When dawn illuminated the seascape the tide had ebbed and the brough had returned, though it was often overrun by the storm surf. Everything today was green, the sea a light jade color, the clouds a heavy dark gray tinged with green, the bar brown, but greenish as if with algae.
Thel untied the float from his chest and tossed it aside. Angrily he kicked Birsay’s anchor, left him bobbing in the waves. He put his bags over his shoulder, the mirror like a heavy plate in its wet sack. He took off along the bar, squish squish.

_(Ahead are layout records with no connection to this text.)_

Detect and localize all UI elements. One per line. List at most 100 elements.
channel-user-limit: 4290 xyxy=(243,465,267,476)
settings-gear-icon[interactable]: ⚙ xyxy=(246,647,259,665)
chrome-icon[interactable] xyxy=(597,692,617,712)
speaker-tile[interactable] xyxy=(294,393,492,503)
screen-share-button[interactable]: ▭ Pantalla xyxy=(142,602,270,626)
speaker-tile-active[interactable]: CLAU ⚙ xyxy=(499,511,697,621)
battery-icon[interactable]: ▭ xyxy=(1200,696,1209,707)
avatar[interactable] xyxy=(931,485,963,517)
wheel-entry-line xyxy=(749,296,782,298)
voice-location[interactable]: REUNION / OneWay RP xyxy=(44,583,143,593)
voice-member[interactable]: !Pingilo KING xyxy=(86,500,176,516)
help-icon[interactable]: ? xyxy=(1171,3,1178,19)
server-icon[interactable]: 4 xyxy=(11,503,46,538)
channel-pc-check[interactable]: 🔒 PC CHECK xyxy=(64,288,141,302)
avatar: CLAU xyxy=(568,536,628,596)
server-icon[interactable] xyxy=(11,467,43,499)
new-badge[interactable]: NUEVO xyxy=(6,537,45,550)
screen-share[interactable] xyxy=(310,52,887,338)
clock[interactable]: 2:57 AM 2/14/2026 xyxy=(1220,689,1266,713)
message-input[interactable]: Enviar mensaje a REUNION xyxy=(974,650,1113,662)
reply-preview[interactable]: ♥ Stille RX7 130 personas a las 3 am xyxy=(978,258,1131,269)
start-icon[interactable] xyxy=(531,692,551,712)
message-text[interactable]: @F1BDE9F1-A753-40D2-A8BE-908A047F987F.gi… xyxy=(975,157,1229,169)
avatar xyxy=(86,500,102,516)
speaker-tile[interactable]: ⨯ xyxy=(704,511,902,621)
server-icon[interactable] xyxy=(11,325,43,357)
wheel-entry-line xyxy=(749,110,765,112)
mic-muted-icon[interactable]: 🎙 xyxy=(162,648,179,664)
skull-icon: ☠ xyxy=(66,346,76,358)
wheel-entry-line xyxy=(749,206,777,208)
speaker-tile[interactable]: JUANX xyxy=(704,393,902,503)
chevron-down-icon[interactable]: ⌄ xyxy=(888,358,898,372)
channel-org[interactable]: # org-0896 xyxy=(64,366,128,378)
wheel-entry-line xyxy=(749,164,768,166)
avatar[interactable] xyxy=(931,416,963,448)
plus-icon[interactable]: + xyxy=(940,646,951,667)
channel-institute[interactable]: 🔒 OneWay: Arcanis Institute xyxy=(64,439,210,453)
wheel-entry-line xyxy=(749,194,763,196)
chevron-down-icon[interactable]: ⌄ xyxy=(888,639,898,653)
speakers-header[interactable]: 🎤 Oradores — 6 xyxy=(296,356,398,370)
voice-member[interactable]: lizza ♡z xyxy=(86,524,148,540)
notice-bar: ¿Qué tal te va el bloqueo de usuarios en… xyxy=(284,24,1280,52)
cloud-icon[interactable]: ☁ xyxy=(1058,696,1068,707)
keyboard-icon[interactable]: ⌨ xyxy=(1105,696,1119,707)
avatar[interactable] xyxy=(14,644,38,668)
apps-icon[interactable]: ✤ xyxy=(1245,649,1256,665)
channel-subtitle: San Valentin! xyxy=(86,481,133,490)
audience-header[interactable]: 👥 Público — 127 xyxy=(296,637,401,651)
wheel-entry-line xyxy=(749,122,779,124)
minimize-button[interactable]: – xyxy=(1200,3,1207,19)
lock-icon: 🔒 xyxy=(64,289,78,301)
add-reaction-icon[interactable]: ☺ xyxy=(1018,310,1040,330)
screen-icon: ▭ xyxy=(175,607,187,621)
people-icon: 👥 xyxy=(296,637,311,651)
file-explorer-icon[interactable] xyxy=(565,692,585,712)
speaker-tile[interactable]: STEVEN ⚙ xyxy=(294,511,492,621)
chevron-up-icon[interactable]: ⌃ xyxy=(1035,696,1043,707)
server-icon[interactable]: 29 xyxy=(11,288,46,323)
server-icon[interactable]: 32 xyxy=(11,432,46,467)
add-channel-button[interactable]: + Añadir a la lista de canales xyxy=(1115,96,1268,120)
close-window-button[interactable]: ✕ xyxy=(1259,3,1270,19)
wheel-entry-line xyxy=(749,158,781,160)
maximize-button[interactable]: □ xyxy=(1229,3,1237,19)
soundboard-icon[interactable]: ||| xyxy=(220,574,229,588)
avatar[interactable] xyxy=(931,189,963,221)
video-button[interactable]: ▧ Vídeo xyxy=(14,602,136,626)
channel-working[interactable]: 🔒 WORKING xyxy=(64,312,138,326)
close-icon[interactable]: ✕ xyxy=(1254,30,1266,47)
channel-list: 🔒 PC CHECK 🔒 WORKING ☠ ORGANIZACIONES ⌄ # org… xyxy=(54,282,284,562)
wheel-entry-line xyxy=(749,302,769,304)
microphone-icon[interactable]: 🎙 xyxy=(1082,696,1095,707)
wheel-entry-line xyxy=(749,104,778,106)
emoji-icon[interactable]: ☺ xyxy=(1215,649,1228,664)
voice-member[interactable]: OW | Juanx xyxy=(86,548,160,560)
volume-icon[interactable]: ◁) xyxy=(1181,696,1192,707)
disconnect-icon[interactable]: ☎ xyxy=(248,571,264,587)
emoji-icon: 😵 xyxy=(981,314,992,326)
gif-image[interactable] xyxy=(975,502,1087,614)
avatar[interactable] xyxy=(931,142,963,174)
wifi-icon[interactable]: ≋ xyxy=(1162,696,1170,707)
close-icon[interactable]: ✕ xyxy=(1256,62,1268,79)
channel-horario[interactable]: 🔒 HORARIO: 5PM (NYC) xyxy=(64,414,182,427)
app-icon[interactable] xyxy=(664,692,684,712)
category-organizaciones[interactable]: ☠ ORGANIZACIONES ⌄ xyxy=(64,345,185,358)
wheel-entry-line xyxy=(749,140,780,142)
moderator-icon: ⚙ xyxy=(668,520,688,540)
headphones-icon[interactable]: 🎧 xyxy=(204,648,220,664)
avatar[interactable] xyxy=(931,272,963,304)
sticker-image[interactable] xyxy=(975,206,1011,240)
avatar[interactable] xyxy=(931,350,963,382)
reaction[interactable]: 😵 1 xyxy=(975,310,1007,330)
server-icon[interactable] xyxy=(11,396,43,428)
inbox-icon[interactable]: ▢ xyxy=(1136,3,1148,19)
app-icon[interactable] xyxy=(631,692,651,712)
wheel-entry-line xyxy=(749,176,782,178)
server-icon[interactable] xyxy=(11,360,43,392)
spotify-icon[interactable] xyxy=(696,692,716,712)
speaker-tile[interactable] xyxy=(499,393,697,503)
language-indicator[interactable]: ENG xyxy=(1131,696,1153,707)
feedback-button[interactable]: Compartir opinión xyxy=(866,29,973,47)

Itwas hard to walk. Often he got off Birsay’s path and fell in knee-deep transverse crevices, cracking his shins so hard that the world itself burst with pain, as it had when he was shoved through the mirror. The wind keened across the brough, in his ear and cold. It rained intermittently and clouds rushed overhead like the horses of the face-women. Several times he heard the swimmer and Garth calling to him from the surf to his left, but he never saw them. The current in the southern sea was running swiftly toward the cape to the west, which now appeared as a dark hill in the clouds. A good sign, it would help them along. He drank seawater, he was so thirsty; he drank the blood from his shins for food, cupping it in a palm and getting a good mouthful after every fall. Its taste reminded him of Garth’s fruit. Blindly he kicked on, and then the brough was sand. He ate some of it. The mirror was heavy on his back, he wanted to toss it aside but didn’t.
He lay on the cape beach, in wet sand. Sand crabs hopped around him, tried to eat him and he ate them in return. Along the southern side of the cape, that was where they would land. A beach stream, fresh water cutting through the shingle. He lay in it and drank. When he woke again he was stronger, and could bury himself in the sand and sleep properly. The next day he found abalone studding a beach reef like geodes, and he broke them with rocks and ate the muscles after pounding them tender. That and the beach stream infused him with strength, and he began walking the cape’s broad southern beach, under the steep green prow of the reemerging peninsula. The beach was dotted with pools of water blue as the sky, and with driftwood logs from what,had been immense trees, and with shell fragments that were sometimes big enough to sit in. All kinds of debris, on fine tawny sand, loose underfoot so that he often stumbled, and sometimes fell. All kinds of debris: and yet when he came across one piece of driftwood, he knew it instantly. It was the remains of a shrub, stripped of leaves and bark—a thin trunk dividing into thinner branches, their broken ends rounded and smooth as if rolled in the waves for years. Just a sand-colored piece of driftwood, a splay of branches like a hand reaching out. He sat on the sand and wept.
15. Submergence
He wandered the beaches on the southern side of the cape, and during each low tide ventured back out on the brough, looking for signs of the swimmer. In the evenings he grubbed on a beach of oval flat stones for crabs, and cracked more abalone, and felt a traitor to Garth and the swimmer every time he swallowed. He hated his hunger then, the way it drove him, the way he was its slave. The days were so long. During one he sat in the sand at the tip of the cape, on the edge of the prow that rose out of the sea to a grassy peak some five hundred feet above; and each part of that day passed like a year of grieving.